Nel primo pomeriggio cielo e montagne si confondono
in un mutare di luci. Lasciamo il Piano di Acquafredda conservando nitido il
sibilo del vento su una collinetta morenica, la vista maestosa delle cime
intorno, il sorriso soddisfatto e felice di Italo, un attimo fugace di intimo
accordo con gli elementi, la vera soddisfazione del mio andare per monti.
Al ritorno verso il Passo delle Ciavole ci
imbattiamo in un malcapitato che si era perso, cercava Serra di Crispo nel
posto sbagliato. Lo rimetto sulla giusta via consigliandolo che l’ora era ormai
tarda e che se non si è pratici dei luoghi non è consigliabile avventurarsi,
ancor peggio in solitaria. Sul Pollino,
in particolari condizioni, è molto facile perdere l’orientamento. Non riesco a
farlo desistere. Lo vediamo avviarsi risalendo le morbide curve moreniche del
Piano di Pollino verso la Piana del Pollino.

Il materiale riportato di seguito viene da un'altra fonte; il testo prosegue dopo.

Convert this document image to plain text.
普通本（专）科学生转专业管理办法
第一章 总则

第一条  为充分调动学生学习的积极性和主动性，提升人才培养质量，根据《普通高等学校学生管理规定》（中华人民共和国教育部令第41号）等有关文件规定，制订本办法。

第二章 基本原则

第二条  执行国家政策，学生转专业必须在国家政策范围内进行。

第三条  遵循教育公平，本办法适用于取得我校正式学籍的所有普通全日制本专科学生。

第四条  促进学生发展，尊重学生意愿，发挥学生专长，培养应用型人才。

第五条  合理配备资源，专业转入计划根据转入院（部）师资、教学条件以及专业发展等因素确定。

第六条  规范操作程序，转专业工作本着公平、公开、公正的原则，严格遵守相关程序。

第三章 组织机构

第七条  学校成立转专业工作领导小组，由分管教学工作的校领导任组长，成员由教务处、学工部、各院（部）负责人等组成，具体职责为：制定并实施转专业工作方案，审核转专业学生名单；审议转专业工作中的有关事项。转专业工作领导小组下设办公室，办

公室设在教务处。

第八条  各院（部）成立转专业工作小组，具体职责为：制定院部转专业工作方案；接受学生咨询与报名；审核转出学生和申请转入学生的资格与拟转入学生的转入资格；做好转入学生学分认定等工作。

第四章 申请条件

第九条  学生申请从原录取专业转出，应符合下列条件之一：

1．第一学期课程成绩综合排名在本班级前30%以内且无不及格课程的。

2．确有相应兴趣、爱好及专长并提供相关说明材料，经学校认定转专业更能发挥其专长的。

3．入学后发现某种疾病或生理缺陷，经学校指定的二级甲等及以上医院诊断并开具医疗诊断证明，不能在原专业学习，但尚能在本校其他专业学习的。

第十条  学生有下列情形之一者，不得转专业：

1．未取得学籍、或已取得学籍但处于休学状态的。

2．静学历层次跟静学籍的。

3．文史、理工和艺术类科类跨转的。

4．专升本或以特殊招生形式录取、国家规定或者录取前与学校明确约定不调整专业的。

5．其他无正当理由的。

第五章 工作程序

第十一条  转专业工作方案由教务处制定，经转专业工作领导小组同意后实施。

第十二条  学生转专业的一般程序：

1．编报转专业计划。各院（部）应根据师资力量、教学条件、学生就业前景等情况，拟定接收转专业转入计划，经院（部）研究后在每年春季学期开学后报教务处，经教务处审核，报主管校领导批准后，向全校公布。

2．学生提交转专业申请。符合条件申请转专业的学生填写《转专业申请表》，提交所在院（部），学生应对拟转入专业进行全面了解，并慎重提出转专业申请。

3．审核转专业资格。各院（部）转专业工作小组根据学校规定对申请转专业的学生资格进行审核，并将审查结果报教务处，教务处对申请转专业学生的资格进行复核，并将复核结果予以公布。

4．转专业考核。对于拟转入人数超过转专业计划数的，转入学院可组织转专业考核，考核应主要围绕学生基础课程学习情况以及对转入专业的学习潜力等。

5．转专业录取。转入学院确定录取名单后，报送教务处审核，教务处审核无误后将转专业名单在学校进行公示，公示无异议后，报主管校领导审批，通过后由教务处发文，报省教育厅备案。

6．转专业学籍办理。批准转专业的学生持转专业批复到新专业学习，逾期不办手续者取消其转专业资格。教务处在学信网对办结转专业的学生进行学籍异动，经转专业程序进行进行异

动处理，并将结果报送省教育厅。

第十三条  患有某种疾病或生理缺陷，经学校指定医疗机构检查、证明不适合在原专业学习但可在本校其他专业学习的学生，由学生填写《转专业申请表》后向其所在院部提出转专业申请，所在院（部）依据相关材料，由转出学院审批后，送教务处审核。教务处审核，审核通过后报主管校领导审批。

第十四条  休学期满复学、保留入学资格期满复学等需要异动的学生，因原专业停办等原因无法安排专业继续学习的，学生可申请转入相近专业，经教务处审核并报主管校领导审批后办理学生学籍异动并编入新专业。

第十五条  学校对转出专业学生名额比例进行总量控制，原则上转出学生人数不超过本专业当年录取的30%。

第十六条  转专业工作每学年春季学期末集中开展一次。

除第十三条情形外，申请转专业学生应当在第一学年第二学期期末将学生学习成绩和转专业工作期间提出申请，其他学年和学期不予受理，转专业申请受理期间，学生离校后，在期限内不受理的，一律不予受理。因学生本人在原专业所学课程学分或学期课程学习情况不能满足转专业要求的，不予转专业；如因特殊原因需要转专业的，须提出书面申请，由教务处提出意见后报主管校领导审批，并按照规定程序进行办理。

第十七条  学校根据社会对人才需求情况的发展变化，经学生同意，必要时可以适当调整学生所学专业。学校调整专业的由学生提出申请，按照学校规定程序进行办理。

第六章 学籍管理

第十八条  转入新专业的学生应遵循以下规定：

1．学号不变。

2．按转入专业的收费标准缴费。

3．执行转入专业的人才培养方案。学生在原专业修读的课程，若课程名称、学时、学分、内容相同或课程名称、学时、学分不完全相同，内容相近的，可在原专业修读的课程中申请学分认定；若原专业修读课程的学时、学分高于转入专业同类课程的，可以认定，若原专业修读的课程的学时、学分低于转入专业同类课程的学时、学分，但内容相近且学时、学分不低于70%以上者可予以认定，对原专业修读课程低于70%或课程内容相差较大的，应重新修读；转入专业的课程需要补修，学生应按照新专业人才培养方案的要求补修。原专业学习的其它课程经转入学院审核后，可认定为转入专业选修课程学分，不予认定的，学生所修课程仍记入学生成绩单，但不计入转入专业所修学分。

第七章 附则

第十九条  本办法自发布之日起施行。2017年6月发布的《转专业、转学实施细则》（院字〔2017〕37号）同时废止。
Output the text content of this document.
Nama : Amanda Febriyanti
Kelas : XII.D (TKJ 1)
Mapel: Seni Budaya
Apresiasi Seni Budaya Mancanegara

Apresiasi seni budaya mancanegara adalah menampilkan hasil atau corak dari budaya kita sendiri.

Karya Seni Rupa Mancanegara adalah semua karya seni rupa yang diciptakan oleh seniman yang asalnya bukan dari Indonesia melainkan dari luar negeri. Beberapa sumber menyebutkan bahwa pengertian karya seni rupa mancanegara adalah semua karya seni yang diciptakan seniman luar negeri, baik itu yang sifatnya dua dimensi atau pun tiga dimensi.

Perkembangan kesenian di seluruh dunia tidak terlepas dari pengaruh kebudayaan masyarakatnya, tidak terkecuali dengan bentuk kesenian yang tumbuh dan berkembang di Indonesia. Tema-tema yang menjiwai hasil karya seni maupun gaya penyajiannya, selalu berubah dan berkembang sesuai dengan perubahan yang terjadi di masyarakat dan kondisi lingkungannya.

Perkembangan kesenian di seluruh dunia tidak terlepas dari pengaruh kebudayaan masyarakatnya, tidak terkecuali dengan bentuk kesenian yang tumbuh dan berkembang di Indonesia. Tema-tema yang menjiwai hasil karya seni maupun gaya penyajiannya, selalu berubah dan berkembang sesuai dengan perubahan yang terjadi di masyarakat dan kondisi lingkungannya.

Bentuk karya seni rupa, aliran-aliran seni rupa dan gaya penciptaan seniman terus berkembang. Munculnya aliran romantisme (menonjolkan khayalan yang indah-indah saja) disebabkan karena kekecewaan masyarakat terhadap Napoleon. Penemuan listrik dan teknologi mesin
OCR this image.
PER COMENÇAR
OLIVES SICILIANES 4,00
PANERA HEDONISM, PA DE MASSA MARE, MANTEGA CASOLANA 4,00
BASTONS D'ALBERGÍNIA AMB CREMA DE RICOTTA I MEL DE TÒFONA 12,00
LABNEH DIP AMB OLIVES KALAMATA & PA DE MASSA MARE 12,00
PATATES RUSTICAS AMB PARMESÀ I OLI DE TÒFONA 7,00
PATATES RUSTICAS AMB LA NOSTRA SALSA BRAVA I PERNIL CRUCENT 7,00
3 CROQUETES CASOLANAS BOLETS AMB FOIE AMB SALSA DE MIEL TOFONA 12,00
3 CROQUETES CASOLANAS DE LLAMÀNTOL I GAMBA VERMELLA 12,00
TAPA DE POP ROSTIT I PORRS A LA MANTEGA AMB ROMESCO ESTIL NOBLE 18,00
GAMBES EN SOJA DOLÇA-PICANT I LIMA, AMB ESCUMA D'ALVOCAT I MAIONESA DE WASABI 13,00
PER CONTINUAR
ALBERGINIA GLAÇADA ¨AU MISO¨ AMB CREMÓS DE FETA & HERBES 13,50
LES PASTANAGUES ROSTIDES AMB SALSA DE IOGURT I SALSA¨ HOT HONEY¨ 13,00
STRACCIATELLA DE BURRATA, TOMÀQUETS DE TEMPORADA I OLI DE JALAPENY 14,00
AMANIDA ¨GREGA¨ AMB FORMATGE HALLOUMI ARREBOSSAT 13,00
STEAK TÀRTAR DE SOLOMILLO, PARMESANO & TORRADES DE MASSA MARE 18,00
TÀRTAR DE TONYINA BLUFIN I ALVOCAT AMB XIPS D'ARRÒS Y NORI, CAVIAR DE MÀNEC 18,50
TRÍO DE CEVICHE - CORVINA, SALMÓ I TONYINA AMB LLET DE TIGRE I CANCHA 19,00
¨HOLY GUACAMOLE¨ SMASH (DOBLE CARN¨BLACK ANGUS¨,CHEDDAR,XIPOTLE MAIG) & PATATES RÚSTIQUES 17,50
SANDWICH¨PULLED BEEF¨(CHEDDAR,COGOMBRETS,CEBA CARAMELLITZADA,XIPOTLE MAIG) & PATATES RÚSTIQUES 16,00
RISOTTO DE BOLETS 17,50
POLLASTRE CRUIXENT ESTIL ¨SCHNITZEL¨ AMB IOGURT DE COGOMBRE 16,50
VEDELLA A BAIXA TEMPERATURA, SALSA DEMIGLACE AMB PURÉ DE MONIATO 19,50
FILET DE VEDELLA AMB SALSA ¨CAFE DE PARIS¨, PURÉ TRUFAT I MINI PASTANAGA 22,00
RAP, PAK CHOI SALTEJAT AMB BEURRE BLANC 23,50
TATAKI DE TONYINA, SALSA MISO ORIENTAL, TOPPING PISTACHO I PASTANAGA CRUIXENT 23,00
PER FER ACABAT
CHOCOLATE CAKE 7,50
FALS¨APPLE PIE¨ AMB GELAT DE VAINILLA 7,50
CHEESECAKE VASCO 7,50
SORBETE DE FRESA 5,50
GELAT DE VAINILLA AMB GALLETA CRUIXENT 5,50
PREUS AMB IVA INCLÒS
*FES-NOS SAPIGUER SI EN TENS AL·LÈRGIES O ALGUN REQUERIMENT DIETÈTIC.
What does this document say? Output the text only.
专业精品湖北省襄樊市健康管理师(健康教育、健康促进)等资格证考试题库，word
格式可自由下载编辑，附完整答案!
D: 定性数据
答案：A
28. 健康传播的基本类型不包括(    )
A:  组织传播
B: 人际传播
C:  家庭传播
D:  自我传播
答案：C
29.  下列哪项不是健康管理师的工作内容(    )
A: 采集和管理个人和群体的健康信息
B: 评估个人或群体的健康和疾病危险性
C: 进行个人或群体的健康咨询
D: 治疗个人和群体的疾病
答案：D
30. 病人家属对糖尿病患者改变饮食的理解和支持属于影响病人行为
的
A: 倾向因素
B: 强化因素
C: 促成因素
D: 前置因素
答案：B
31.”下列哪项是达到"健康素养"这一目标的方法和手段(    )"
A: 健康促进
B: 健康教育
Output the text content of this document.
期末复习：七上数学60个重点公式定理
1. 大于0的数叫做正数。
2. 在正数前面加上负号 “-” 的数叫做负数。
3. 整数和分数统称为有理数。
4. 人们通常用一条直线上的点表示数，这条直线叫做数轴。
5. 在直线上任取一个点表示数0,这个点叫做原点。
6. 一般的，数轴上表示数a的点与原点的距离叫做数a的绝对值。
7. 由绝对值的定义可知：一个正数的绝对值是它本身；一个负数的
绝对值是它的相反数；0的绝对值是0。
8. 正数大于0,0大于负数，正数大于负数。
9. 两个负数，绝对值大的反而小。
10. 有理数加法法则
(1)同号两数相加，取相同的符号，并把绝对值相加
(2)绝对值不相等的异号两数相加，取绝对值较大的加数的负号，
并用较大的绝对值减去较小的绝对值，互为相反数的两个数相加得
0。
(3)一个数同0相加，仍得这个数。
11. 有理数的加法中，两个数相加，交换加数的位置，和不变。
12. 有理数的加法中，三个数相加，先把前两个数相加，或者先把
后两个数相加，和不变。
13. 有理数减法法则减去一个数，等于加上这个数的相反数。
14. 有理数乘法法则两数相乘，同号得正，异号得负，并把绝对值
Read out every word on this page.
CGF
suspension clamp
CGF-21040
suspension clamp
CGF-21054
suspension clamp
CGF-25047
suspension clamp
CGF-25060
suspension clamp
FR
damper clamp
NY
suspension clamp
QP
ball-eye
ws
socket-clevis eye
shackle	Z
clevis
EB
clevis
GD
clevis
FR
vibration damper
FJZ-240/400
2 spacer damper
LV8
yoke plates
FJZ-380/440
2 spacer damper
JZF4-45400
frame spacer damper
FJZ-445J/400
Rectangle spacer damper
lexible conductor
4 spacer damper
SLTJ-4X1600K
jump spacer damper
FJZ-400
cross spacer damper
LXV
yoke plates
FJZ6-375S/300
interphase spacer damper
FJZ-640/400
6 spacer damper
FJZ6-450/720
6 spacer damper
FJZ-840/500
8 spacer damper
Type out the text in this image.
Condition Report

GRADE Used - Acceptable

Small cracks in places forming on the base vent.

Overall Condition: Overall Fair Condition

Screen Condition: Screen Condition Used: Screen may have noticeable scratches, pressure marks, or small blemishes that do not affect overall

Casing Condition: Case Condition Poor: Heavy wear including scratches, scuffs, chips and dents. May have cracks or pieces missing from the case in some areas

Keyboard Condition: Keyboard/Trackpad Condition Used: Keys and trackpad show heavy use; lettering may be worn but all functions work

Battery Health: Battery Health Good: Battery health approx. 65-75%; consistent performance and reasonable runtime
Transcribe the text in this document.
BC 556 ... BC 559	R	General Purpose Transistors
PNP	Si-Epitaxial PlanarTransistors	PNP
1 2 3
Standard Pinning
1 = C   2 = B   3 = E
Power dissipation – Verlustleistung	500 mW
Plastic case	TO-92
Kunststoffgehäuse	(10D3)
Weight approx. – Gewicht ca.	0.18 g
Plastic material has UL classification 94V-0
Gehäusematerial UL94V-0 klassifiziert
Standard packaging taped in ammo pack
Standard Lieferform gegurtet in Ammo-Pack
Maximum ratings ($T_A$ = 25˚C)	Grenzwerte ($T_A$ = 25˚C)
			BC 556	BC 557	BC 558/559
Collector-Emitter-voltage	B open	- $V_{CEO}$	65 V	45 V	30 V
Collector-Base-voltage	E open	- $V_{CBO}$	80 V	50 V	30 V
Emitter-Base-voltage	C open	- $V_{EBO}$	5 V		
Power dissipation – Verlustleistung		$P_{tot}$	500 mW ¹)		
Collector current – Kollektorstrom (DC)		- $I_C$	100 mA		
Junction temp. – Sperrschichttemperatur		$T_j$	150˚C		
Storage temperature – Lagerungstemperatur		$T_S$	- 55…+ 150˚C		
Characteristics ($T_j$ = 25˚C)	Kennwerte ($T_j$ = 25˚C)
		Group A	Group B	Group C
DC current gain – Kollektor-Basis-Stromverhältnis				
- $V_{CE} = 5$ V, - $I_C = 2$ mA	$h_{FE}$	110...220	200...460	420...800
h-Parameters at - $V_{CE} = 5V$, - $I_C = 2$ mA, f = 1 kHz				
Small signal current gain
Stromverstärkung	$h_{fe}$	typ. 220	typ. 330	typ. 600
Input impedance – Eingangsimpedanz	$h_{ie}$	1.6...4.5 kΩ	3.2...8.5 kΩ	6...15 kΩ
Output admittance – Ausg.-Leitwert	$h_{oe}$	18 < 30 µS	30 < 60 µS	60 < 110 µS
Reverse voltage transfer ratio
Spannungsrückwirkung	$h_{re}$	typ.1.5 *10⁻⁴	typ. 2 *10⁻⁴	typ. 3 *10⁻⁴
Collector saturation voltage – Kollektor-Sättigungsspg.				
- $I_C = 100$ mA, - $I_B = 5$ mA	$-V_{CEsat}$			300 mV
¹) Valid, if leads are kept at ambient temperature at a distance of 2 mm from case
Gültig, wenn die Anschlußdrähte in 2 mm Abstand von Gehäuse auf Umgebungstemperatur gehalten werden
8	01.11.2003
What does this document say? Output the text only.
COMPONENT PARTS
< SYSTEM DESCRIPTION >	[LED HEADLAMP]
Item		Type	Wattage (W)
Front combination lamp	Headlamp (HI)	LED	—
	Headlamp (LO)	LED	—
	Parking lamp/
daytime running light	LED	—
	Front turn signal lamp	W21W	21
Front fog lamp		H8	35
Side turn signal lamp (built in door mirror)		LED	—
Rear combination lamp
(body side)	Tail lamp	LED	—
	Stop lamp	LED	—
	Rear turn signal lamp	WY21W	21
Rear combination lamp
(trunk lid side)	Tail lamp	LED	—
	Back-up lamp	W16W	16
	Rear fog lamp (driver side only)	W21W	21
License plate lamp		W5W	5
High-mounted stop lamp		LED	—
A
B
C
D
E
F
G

Poi scompare alla nostra vista
inghiottito dagli avvallamenti.
Poi il ritorno è fatto di silenzio, di profumo di
neve e vento, ognuno perso nei suoi pensieri, rapito dai suoni della natura ma
anche dai colori, dalle sue luci che tagliano e scolpiscono questo paesaggio
selvaggio.
Ancora, il gorgoglio dell’acqua dei nevai che si sciolgono, il
profumo della terra umida e grassa, i canti degli uccelli, i massi giganteschi
che osservano muti il nostro incedere felice, un connubio di forme e mille
visioni si imprimono, fulminei, nella nostra mente.
Nonostante i tanti anni e
le molteplici avventure vissute in questi luoghi, per me è sempre come la prima
volta niente ha scalfito la mia capacità di emozionarmi dinanzi a tanta
bellezza. Così l’anima si libra nell’aria per farsi preghiera.